雨过天晴,春日的阳光从窗外明亮地照射进来,春芬的神志慢慢地清醒了,她知道她又回到了这不可抗拒不可更改的现实,她挣扎着想坐起来,但一阵晕眩又倒在了床上。
春芬脸色苍白,嘴唇干裂。她只知道自己头昏欲裂,感觉到整个的身体是在昏眩中飘浮,像是跌落进无尽的深渊,又像是在狂风暴雨和无情的巨浪中,飘摇不定。
春芬定了定神,转脸看了看身旁,却发现崔师傅并不在。
崔师傅到哪里去了呢?
春芬知道自己病了,只有在生病的时候,才最记挂身边的亲人。生病的时候,只有在亲人那里,才能得到真正的体贴和安慰,以及温柔的怜悯。
春芬喃喃地呼唤着:
“老崔,老崔……”
然而崔师傅并没有回答,房里也没有崔师傅的身影。
春芬疑惑着,迷乱着。又过了好一会儿,她强打着精神,挣扎着从床上起来。她胡乱地穿好外衣,头重脚轻,身体轻飘飘的。她慢慢打开了家门,扶着门,站在宿舍的楼道中继续喊道:
“老崔,老崔……”
可是还是没有回答,还是没有看到崔师傅的身影。
春芬真的有些奇怪,这时崔师傅会跑到哪里去了呢?
王大姐从隔壁的房里出来,她看到春芬一脸憔悴和病歪歪的样子,赶忙对春芬说:
“春芬,你这是怎么了,脸色这么难看,是不是生病了?”
春芬扶着门,似乎站也站不稳,有气无力地回答说:
“老崔呢,老崔怎么不见了?”
王大姐没有回答春芬的问话,走上前来,伸手摸了摸春芬的额头,吃惊地说:
“呀,春芬,你额头这么烫,烧得这么厉害,你这是生病了啊!你和老崔这是怎么回事呀,老崔人呢?”
春芬一阵迷糊,只是喃喃地问着:
“老崔呢?老崔人呢?”
王大姐叹了口气,说:
“这老崔,今天是怎么回事?春芬烧成这个样子也不管。”
王大姐又转而对春芬说:
“春芬,咱们先不管老崔他,我先陪你去看病,我让老王去找找他。”
王队长找了半天也没有找到老崔,便和王大姐一起用自行车推着春芬,将春芬送到县城里的医院。
王大姐和王队长忙前忙后,陪着春芬看病拿药。
医生看了春芬,说春芬也没有什么了不起的病,只是得了重感冒,吃点药,挂水打点滴,好好休息,就没有事。
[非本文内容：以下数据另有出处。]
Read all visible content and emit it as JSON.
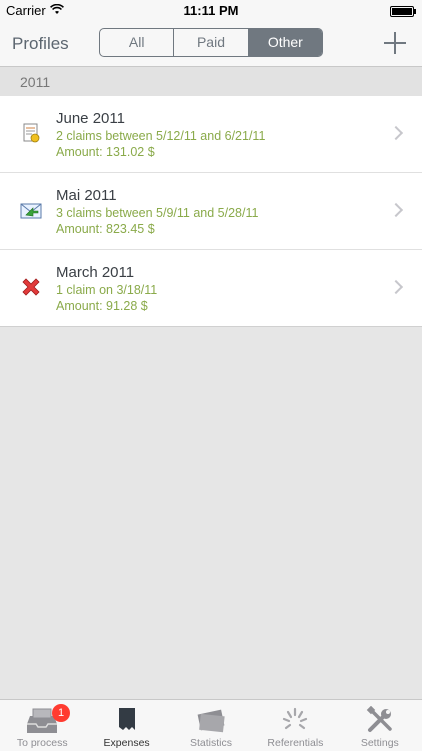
{
  "status_bar": {
    "carrier": "Carrier",
    "time": "11:11 PM"
  },
  "nav": {
    "title": "Profiles",
    "segments": [
      "All",
      "Paid",
      "Other"
    ],
    "selected_segment": "Other"
  },
  "section": {
    "header": "2011"
  },
  "rows": [
    {
      "title": "June 2011",
      "subtitle": "2 claims between 5/12/11 and 6/21/11",
      "amount": "Amount: 131.02 $",
      "icon": "document-icon"
    },
    {
      "title": "Mai 2011",
      "subtitle": "3 claims between 5/9/11 and 5/28/11",
      "amount": "Amount: 823.45 $",
      "icon": "sent-mail-icon"
    },
    {
      "title": "March 2011",
      "subtitle": "1 claim on 3/18/11",
      "amount": "Amount: 91.28 $",
      "icon": "red-x-icon"
    }
  ],
  "tabs": [
    {
      "label": "To process",
      "icon": "inbox-tray-icon",
      "badge": "1"
    },
    {
      "label": "Expenses",
      "icon": "receipt-icon",
      "active": true
    },
    {
      "label": "Statistics",
      "icon": "tickets-icon"
    },
    {
      "label": "Referentials",
      "icon": "loading-spinner-icon"
    },
    {
      "label": "Settings",
      "icon": "tools-icon"
    }
  ],
  "colors": {
    "accent_green": "#8aaa4a",
    "segment_gray": "#707880",
    "badge_red": "#ff3b30"
  }
}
于是王大姐便陪着春芬,坐在医院走廊的长椅上去挂水打点滴。
挂完水已经是下午了,春芬现在的精神也好了许多,烧很快退了下去,神志也清楚起来。春芬只是奇怪,崔师傅到底去哪里了,怎么这么晚了,崔师傅还没有回来呢?
崔师傅到底去了哪里?
谁也没有想到,竟会有这样的事情出现!
当王队长、王大姐和车队的其他人带着春芬赶到了山崖下的事故现场,春芬怎么也不敢相信眼前发生的这一切!
山崖的崖顶上,一只标示着急转弯的指示牌歪在一边,山崖的崖壁上有一道汽车滑落的痕迹,山崖下响着尖锐的哨子声,还有吊车马达的轰隆声。
山崖下的河边上,交警指挥着吊车,正在打捞从山崖上翻落下去的长途汽车。
随着尖锐的哨子声,在山崖下的河水中,崔师傅的长途汽车渐渐冒出,被吊到了空中。
王队长等车队职工,站在河边,神情严肃。春芬被王大姐紧紧地搀扶着,只是痴痴呆呆地站在风中,目光散乱而无神。风吹动着春芬的乱发,春芬脸色苍白憔悴,难看得就像个死人的脸色。
王大姐扶着春芬,不停地劝慰着春芬:
“春芬,好在人还活着,你一定要挺住啊。”
崔师傅居然出了交通事故,他驾驶的长途汽车居然在这里翻下了山崖,落进了水里。